A light rain was falling upon the building, the lotus and the jungle at the foot of the mountains. For six days he had offered many kilowatts of prayer, but the static kept him from being heard On High. Under his breath, he called upon the more notable of the current fertility deities, invoking them in terms of their most prominent Attributes.

A rumble of thunder answered his petition, and the small ape who assisted him chuckled. "Your prayers and your curses come to the same. Lord Yama," commented the ape. "That is to say, nothing."

"His followers called him Mahasamatman..." The first paragraph of the book starts off as myth, and then immediately deflates it, going from the grandiloquent "Mahasamatman" to the prosaic "Sam" in two sentences. Not only is that contrast an attention-grabber from the start; it also lays the groundwork for a tension that runs through the entire novel: Are its main characters simply lordlings who have used technology to grant themselves superhuman abilities and immortality? Or are they, on some fundamental level, actual deities? The grand and metaphysical balloon is constantly punctured by a prosaic needle - and then reinflated.

The paragraph also tells you something immediate and fundamental about Sam, the protagonist: He's not above using ambiguity for political ends. He's a schemer.

And all of this ambiguity is wrapped in language that wavers back and forth between prose and blank verse, giving it an incantatory quality that Zelazny interrupts whenever he wants to move from the elevated to the realistic. Break it into clauses, and it reads like William Carlos Williams:

It was in the days of the rains
That their prayers went up
Not from the fingering of knotted prayer cords
Or the spinning of prayer wheels
But from the great pray-machine
In the monastery of Ratri
Goddess of the Night.

(The one time I was fortunate enough to meet Zelazny, he told me that he wrote poetry every day to sharpen his chops.)

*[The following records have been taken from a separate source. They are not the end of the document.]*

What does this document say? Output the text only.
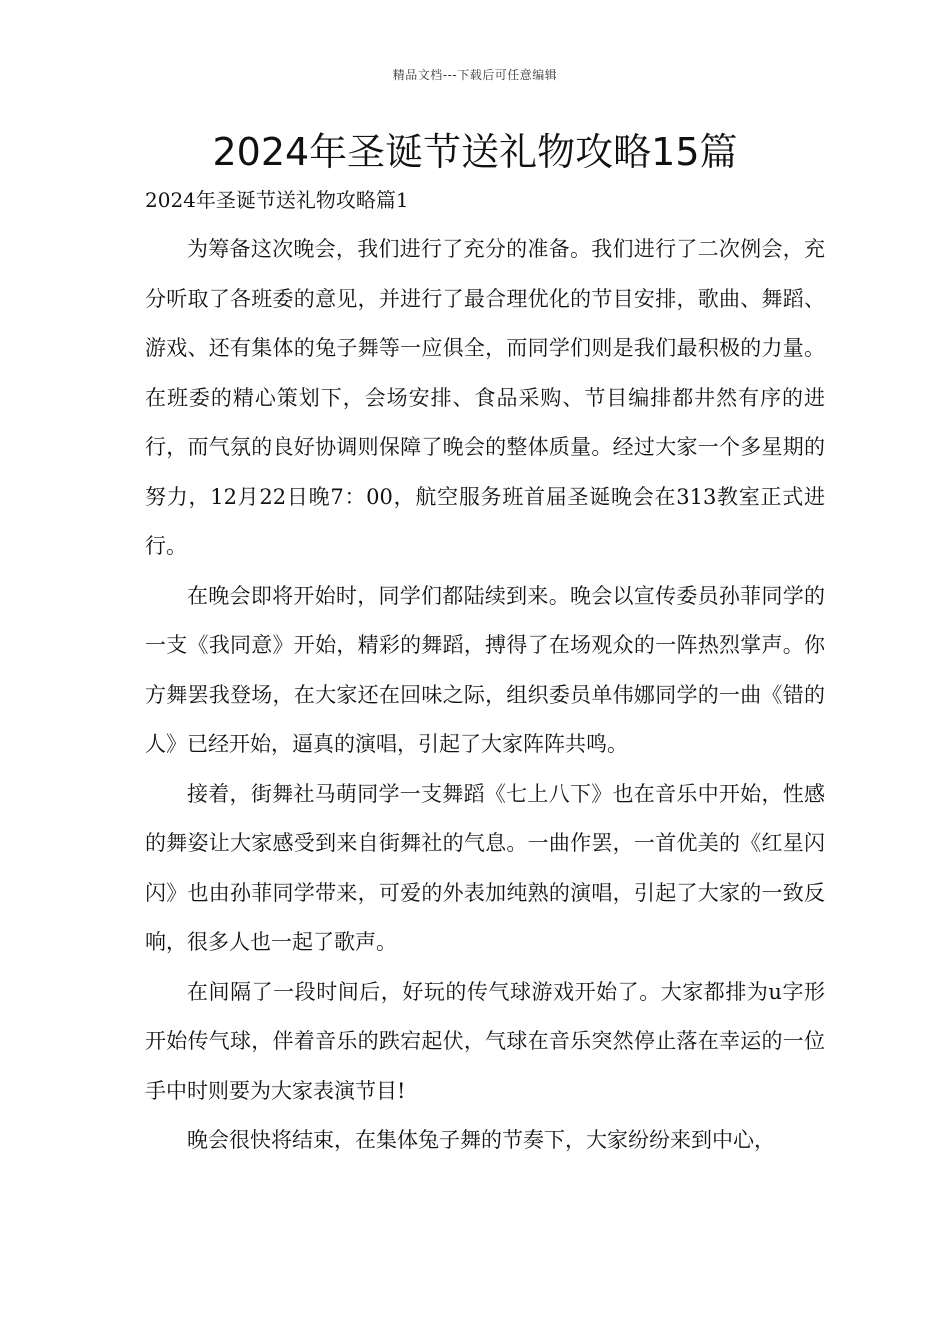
精品文档---下载后可任意编辑
2024年圣诞节送礼物攻略15篇
2024年圣诞节送礼物攻略篇1

为筹备这次晚会，我们进行了充分的准备。我们进行了二次例会，充分听取了各班委的意见，并进行了最合理优化的节目安排，歌曲、舞蹈、游戏、还有集体的兔子舞等一应俱全，而同学们则是我们最积极的力量。在班委的精心策划下，会场安排、食品采购、节目编排都井然有序的进行，而气氛的良好协调则保障了晚会的整体质量。经过大家一个多星期的努力，12月22日晚7：00，航空服务班首届圣诞晚会在313教室正式进行。

在晚会即将开始时，同学们都陆续到来。晚会以宣传委员孙菲同学的一支《我同意》开始，精彩的舞蹈，搏得了在场观众的一阵热烈掌声。你方舞罢我登场，在大家还在回味之际，组织委员单伟娜同学的一曲《错的人》已经开始，逼真的演唱，引起了大家阵阵共鸣。

接着，街舞社马萌同学一支舞蹈《七上八下》也在音乐中开始，性感的舞姿让大家感受到来自街舞社的气息。一曲作罢，一首优美的《红星闪闪》也由孙菲同学带来，可爱的外表加纯熟的演唱，引起了大家的一致反响，很多人也一起了歌声。

在间隔了一段时间后，好玩的传气球游戏开始了。大家都排为u字形开始传气球，伴着音乐的跌宕起伏，气球在音乐突然停止落在幸运的一位手中时则要为大家表演节目!

晚会很快将结束，在集体兔子舞的节奏下，大家纷纷来到中心，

Then there's the "pray machine." Notice that the mechanism has a spinning metal "lotus" on the roof. Of course, the lotus is a symbolic flower in Buddhism; it represents purity and rebirth, and its eight petals represent the Eightfold Way of Buddhist doctrine. But the lotus is also a wide, bowl-shaped flower...you know, kind of like a parabolic radio antenna. And this "pray machine" is offering many "kilowatts of prayer." It's one of the book's great running gags - yes, this Hugo winner has running gags - to use elliptical references and descriptions. Sam, Yama, and their advanced gear are seen from a devout, pre-technological perspective. A radio telescope is a lotus; a nuclear explosion is "the tall man of smoke who wears a wide hat." Beneath the language of deities and supernatural events are things that would be instantly recognizable to a modern reader. You can practically feel your mind spinning as you read, trying to visualize each reference, and wondering if it is alien, or truly familiar. It's another way to maintain that constant tension between the prosaic and the numinous.

There's a bunch of other terrific stuff in the book, but I'll save that for a later post. Or, you know, you can just buy the book and read it yourself.